Legislation will empower workers to exercise their freedom to organize and bargain

Silver Spring, MD –  Ensuring the right of working people to have a voice on the job, at the bargaining table, and on the picket line, the Amalgamated Transit Union (ATU) applauded the reintroduction of the Protecting the Right to Organize (PRO) Act.

"We commend House Committee on Education and Labor Chairman Bobby Scott for reintroducing the PRO Act, the most significant worker legislation in decades which will empower workers to exercise their freedom to organize and bargain," said ATU International President John Costa. "The COVID-19 pandemic has shown us the true meaning of 'heroes,' and frontline employees like transit and school bus workers deserve a Federal Labor Law framework built to ensure that hard-working people are getting their fair share of economic growth."

Public transit employees work under difficult circumstances. Bus drivers work long shifts, refraining from drinking water because they don't get adequate time to use the restroom. They frequently get assaulted by angry passengers who don't want to pay increased fares for reduced service. During the pandemic, they also serve as the "mask police" and do their best to maintain social distancing on our nation's transit vehicles. Transit maintenance employees also do their jobs under dangerous conditions, from the garages they work in, to the tools they use, to the air they breathe.

"Oftentimes when low paid transit employees attempt to improve their standard of living by joining a union, they are thwarted by cold-blooded multinational companies," Costa continued. "These companies do everything they can to squash workers' dreams, and current U.S. Labor Laws enable them to do so.
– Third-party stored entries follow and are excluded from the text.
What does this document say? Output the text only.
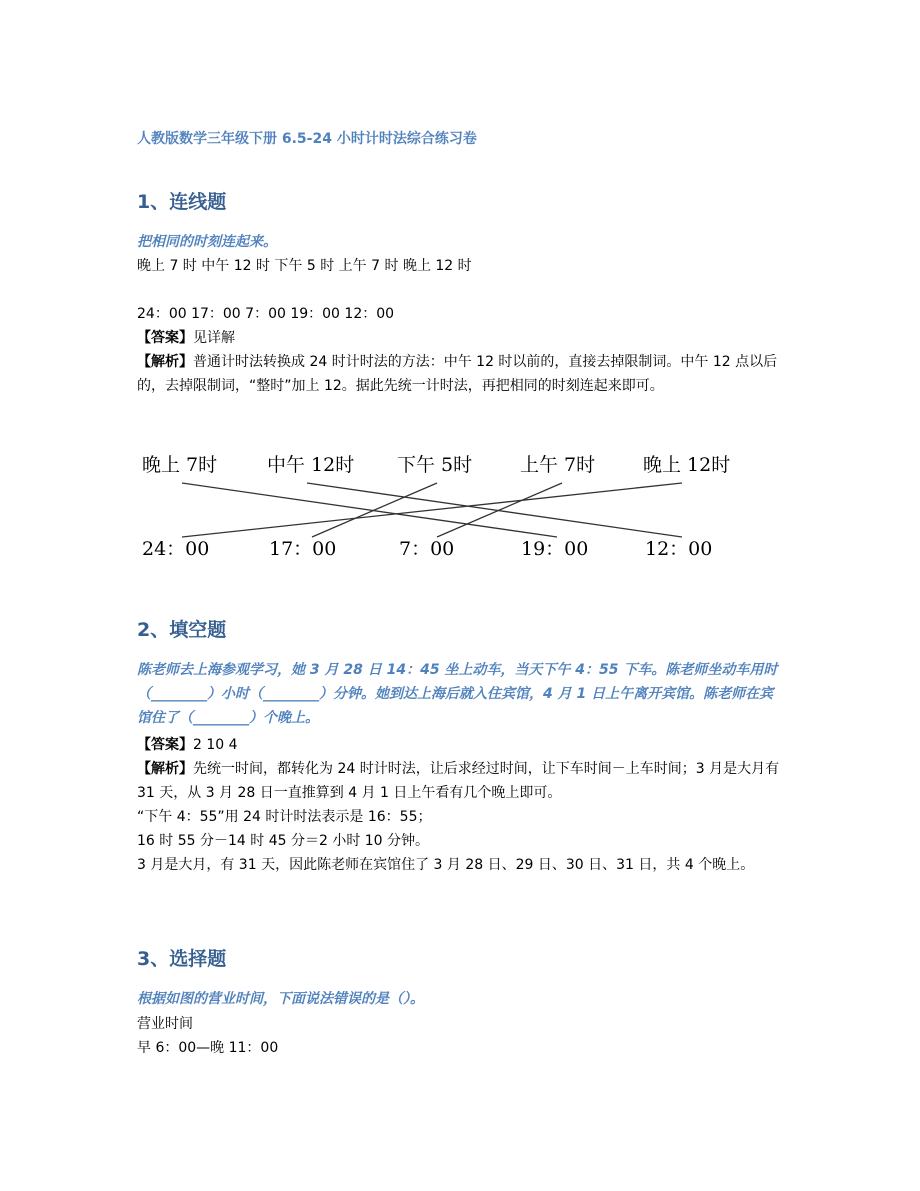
人教版数学三年级下册 6.5-24 小时计时法综合练习卷
1、连线题
把相同的时刻连起来。
晚上 7 时 中午 12 时 下午 5 时 上午 7 时 晚上 12 时
24：00 17：00 7：00 19：00 12：00
【答案】见详解
【解析】普通计时法转换成 24 时计时法的方法：中午 12 时以前的，直接去掉限制词。中午 12 点以后的，去掉限制词，“整时”加上 12。据此先统一计时法，再把相同的时刻连起来即可。
晚上 7时	中午 12时 下午 5时	上午 7时	晚上 12时
24：00	17：00	7：00	19：00	12：00
2、填空题
陈老师去上海参观学习，她 3 月 28 日 14：45 坐上动车，当天下午 4：55 下车。陈老师坐动车用时（________）小时（________）分钟。她到达上海后就入住宾馆，4 月 1 日上午离开宾馆。陈老师在宾馆住了（________）个晚上。
【答案】2 10 4
【解析】先统一时间，都转化为 24 时计时法，让后求经过时间，让下车时间－上车时间；3 月是大月有 31 天，从 3 月 28 日一直推算到 4 月 1 日上午看有几个晚上即可。
“下午 4：55”用 24 时计时法表示是 16：55；
16 时 55 分－14 时 45 分＝2 小时 10 分钟。
3 月是大月，有 31 天，因此陈老师在宾馆住了 3 月 28 日、29 日、30 日、31 日，共 4 个晚上。
3、选择题
根据如图的营业时间，下面说法错误的是（）。
营业时间
早 6：00—晚 11：00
The PRO Act would modernize the National Labor Relations Act (NLRA) by bringing its remedies in line with other workplace laws."

This new legislation would impose appropriate financial penalties on companies that violate the code. It would also establish a process for mediation and arbitration to help the parties achieve a first contract, making the freedom to negotiate a reality for countless workers who form unions but never get to enjoy the benefits of a collective bargaining agreement.

"This is civil rights legislation that will protect the rights of all workers on the job and help our economy build back better," Costa continued. "We call on Congress to pass this bill immediately and send it for President Biden's signature to increase the power of American workers, rebuild our economy fairly, and grow America's labor movement."